Puis elle passa ; le prince entendit encore un instant le susurrement de ses robes frôlant les tapis.

Une heure plus tard, Nagato quittait le daïri et se mettait en route.

Il fut obligé, en traversant la ville, de maintenir son cheval au pas pour ne pas culbuter la foule joyeuse qui encombrait les rues.

D’énormes lanternes en verre, en papier, en gaze ou en soie, brillaient de tous côtés ; leurs lueurs multicolores envoyaient d’étranges reflets sur les visages des promeneurs qui, à mesure qu’ils se déplaçaient, paraissaient roses, bleus, lilas ou verts. Le cheval s’effrayait un peu de l’assourdissant tapage qui régnait dans Kioto.
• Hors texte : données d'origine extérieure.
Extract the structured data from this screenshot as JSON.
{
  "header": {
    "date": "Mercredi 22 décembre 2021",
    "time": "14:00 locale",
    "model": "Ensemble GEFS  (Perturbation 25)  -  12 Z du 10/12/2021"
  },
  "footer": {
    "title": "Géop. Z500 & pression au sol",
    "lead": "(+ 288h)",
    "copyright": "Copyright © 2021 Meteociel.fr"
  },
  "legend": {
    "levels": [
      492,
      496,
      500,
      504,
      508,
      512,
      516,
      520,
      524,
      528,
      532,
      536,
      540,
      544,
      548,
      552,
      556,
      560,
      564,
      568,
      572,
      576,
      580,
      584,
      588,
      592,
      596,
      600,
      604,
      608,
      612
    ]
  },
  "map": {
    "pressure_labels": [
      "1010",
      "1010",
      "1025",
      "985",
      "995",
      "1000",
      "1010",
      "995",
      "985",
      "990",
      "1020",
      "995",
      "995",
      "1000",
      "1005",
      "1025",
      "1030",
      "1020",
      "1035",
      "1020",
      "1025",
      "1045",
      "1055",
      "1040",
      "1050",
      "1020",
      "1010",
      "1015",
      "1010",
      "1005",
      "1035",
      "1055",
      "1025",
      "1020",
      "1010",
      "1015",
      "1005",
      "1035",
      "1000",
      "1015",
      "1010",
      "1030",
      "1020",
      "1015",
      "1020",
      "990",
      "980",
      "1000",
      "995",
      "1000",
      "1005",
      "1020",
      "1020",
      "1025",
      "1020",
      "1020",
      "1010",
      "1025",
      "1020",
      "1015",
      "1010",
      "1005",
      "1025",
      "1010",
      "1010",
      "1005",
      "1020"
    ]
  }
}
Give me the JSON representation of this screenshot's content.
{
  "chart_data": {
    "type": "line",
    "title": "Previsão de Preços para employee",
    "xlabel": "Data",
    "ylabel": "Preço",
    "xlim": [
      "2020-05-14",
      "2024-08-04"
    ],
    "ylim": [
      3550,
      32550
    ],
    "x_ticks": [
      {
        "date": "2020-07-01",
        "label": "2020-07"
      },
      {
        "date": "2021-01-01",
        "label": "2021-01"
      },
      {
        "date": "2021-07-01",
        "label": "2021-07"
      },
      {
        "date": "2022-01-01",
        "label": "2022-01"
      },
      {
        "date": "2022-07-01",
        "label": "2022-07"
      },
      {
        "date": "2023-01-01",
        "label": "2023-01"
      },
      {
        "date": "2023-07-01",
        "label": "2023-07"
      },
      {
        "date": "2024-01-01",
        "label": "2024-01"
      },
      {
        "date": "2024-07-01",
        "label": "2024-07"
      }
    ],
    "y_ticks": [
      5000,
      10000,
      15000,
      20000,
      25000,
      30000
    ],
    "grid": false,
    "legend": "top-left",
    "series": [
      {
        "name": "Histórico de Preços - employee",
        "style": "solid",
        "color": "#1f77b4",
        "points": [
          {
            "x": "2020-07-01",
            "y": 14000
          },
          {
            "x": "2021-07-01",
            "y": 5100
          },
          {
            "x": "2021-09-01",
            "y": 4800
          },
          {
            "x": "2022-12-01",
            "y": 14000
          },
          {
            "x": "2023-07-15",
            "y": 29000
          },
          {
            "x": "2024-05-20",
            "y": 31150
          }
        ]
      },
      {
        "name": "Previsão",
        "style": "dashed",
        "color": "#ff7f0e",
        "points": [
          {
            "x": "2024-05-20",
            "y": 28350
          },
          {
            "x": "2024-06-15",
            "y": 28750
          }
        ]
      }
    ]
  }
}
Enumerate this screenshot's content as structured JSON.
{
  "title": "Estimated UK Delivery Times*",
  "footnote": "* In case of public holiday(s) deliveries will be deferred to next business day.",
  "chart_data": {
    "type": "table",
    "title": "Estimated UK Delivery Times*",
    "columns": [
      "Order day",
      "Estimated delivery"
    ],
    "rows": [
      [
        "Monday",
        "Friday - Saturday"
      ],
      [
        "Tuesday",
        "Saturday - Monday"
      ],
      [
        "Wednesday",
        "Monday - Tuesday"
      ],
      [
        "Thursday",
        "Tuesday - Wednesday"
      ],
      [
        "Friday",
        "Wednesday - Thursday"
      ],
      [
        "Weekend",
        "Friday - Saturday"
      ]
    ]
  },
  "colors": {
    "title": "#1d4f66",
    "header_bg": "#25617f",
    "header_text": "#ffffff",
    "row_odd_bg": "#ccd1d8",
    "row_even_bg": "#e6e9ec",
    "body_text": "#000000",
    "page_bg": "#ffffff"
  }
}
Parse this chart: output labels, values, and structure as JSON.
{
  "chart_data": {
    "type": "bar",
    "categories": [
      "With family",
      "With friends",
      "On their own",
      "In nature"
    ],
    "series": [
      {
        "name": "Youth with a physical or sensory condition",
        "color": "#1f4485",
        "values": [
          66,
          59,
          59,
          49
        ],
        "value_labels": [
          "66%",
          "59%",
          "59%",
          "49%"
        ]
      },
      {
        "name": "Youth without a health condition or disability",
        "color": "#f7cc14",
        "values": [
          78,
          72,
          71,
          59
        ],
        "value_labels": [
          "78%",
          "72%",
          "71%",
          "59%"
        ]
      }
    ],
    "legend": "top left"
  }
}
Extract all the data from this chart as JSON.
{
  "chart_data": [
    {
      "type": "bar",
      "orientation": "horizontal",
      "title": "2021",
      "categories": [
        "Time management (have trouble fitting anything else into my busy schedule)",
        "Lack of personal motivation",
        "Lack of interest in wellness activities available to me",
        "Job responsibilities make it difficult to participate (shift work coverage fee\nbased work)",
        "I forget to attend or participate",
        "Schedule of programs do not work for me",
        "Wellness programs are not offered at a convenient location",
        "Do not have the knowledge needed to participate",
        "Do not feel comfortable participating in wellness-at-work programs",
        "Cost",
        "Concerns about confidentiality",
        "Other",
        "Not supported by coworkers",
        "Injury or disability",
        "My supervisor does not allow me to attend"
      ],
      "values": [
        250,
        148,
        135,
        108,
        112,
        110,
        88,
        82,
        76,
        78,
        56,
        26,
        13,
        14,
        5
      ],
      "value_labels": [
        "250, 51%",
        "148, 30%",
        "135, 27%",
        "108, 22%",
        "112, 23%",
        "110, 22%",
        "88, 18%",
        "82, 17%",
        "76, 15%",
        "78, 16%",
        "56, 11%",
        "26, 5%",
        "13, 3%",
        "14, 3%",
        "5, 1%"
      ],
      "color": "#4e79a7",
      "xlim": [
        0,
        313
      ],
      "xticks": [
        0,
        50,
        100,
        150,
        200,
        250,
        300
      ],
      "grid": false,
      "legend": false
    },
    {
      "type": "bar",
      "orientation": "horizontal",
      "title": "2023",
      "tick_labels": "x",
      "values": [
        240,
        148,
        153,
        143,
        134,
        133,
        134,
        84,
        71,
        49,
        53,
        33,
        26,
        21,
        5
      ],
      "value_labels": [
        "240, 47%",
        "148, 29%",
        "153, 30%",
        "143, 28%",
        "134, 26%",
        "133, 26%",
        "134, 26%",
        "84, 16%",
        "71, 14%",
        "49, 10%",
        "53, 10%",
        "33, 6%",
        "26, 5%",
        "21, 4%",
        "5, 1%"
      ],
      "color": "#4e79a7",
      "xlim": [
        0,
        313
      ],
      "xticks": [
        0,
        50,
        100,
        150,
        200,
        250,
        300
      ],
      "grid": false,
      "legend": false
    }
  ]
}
C’étaient les éclats de rire des femmes, arrêtées devant un théâtre de marionnettes ; le tambourin ronflant sans relâche et accompagnant les tours prodigieux d’une troupe d’équilibristes ; les cris d’une dispute qui dégénérait en bataille, le timbre d’argent frappé par le destin, répondant à un sorcier qui prédisait l’avenir à un cercle attentif ; les chants aigus des prêtres d’Odjigongem, exécutant une danse sacrée dans le jardin d’une pagode ; puis les clameurs de tout une armée de mendiants, les uns montés sur des échasses, les autres accoutrés de costumes historiques ou ayant pour chapeau un vase dans lequel s’épanouit un arbuste en fleur.